The Trouble with Over-Intellectualized Longing
The trouble is that Cora is just as intellectually constrained as her husband, and incapable of that kind of abandon herself. It’s “too much to ask her to be passionate” (regarding her career, she claims, but really about everything). Her feelings for Sam are “tepid, barely beyond simple fondness”. She wants “to get fucked into the astral plane and escape her own reality momentarily”. But, for years, Sam demurs while Cora pines. She constructs a parallel reality running concurrent to her actual existence, where in place of chores and errands, she has sex and hotels and Sam.
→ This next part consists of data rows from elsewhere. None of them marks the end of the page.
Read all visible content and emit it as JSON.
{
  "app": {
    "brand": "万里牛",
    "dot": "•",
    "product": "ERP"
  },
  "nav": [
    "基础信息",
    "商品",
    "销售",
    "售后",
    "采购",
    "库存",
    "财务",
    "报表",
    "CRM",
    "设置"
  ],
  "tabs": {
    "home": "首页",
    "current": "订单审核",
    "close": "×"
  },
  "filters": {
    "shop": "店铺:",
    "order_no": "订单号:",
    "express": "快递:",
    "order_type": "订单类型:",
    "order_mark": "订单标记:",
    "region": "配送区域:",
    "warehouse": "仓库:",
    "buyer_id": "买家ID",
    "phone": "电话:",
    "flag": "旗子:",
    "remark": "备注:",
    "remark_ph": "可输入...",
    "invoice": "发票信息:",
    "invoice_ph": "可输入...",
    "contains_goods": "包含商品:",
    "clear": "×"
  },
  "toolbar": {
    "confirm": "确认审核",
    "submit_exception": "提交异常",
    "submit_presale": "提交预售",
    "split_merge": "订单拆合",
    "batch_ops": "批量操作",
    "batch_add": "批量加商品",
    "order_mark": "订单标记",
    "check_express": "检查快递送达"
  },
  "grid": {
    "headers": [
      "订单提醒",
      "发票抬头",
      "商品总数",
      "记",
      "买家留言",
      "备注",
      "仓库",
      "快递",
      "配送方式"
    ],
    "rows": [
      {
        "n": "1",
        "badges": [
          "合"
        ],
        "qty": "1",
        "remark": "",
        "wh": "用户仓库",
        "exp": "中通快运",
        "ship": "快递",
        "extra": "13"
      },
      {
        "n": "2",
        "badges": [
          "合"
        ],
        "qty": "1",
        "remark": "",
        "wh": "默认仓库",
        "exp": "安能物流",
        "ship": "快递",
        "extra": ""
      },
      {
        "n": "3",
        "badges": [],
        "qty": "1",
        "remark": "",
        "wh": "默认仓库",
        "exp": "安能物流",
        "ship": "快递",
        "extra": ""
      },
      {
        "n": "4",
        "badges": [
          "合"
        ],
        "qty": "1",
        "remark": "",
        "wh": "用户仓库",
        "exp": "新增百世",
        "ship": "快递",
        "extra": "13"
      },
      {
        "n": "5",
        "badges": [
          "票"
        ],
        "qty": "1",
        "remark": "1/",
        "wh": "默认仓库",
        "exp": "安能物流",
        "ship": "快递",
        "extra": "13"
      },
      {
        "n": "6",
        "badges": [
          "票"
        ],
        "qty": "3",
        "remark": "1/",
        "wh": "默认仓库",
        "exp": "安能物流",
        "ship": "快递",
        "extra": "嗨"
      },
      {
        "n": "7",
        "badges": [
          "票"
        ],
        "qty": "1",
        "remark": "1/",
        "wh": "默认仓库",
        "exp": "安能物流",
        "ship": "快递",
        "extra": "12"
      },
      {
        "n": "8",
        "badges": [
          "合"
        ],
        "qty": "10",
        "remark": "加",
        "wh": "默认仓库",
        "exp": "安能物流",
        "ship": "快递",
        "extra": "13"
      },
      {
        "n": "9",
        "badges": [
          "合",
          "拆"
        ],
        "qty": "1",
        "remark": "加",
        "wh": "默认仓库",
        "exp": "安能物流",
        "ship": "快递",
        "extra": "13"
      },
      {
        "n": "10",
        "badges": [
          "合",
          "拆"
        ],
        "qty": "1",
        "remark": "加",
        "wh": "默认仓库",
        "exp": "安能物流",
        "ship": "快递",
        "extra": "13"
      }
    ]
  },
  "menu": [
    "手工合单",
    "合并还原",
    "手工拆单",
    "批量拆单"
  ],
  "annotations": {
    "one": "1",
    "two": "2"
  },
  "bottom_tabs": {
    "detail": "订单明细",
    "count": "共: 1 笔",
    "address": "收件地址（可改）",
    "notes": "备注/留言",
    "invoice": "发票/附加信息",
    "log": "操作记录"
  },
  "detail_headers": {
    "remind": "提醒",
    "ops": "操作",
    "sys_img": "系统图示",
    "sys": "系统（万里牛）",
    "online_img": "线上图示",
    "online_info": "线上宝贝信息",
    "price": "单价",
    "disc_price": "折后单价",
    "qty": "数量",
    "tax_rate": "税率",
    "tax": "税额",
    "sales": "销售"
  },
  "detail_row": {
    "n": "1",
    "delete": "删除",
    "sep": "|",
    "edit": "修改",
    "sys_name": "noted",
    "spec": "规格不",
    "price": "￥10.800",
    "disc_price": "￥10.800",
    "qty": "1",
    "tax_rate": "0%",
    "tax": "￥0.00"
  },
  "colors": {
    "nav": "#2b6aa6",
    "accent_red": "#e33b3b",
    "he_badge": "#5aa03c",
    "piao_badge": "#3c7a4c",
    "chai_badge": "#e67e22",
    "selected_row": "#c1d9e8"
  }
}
When her fictional romance fizzles, her mind conjures “a Gallic character called Baptiste” who teams up with Sam in helping her out of the bath, “leaving her with no duties, no tasks, no obligations, other than to be revered like someone’s teenage wife, tragically lost to illness”.
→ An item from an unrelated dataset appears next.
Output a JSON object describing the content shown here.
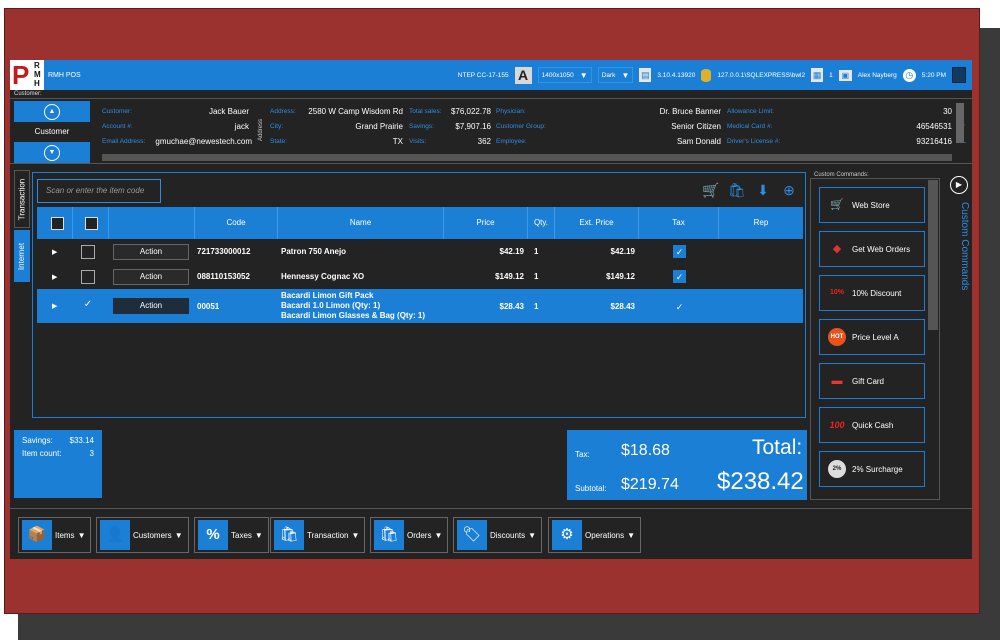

A Disappointing Conclusion and Undercurrents
When they finally do give in to their desires, the sex is sad, lacking in fun or mutual connection. It isn’t the nostalgically perfect affair she fantasized about for 10 years. Cora puts on an alluring gown and Sam “stoically eat[s] her out within their rented space” before dinner. One imagines that Cora desires to inhabit a certain type of literary world, where intimacy is messy and ambiguous, where imbalances of control exist, and everyone misbehaves, and no one tallies the cost.
Throughout the novel the root of Cora’s problem: she possesses a sharp tongue, but so little joy. Of Sam’s erotic photo, Cora complains, “he tightened his stomach and ensured he was aroused, but failed to remove his casual footwear from the shot”. Given that the catalyst that diminished their pleasure was having children, readers may fret about the impact these flawed adults have on their kids. As her daughter inquires about sex, the adults fumble. They start with babies then acknowledge that sex serves other purposes. The father references male anatomy then admits it is not essential. Ultimately, he settles for, “you know genitals?”
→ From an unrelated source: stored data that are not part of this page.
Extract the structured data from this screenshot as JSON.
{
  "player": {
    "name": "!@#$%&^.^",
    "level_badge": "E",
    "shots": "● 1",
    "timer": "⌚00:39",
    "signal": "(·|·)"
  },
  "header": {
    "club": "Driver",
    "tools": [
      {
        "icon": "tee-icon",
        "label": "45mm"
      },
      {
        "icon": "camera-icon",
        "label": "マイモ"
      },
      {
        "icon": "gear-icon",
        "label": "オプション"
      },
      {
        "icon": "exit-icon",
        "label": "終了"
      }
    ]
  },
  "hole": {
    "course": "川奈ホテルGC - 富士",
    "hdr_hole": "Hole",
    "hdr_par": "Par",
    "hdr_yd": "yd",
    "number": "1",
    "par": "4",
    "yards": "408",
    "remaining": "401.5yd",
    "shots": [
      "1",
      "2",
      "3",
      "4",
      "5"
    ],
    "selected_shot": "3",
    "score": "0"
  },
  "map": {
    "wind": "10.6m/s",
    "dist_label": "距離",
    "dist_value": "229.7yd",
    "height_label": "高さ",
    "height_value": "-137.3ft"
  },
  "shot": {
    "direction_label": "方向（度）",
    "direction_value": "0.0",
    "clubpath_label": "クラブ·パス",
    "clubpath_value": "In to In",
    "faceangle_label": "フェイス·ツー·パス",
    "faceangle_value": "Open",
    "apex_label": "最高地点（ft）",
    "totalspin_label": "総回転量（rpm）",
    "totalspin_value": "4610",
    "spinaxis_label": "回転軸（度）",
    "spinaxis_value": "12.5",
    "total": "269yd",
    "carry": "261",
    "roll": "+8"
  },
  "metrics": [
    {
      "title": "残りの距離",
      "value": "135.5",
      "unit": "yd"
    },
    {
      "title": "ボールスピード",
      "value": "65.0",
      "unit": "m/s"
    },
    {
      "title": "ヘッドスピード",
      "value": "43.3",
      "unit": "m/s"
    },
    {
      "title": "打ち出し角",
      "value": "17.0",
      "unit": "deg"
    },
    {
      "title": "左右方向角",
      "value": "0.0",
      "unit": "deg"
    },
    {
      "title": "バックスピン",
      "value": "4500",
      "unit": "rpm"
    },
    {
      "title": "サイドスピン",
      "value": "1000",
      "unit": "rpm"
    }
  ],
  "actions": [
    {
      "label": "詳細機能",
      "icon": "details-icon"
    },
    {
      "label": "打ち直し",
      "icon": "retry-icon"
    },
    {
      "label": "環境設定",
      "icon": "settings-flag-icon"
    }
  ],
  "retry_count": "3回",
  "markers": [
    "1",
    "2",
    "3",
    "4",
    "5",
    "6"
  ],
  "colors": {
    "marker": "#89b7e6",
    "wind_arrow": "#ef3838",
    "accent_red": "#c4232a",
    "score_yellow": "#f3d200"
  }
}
Underpinning the narrative flows a quiet theme of familiar middle-age questions: do our lives have meaning? Where do we go after death? These ideas are more explicit in Cora’s imagined conversations. Considering these passages, the reader may ponder what moral Cora and her cynical lot would derive from their unsatisfying escapades. Would Cora grow more receptive of life’s flawed pleasures, its sentimental delights? When Eliot asks about her affair in the middle of a podcast about rope, Cora thinks “all meaningful communication is undermined by its particulars”. Others could argue it's enriched. Yet that is not her nature, and the author refuses to grant the protagonist easy revelations, or force growth beyond her capacity.
An Ultimate Appraisal
The result is an incisive, uproariously funny, exquisitely detailed novel, written with such withering exactitude. It is profoundly self-aware, spare and brimming with subtext: a depiction of an anxious, loin-girding generation entering midlife, chronically embarrassed, simultaneously terrified of and hungry for intense experience. Perhaps this is solely a metropolitan trait. Let’s say it is.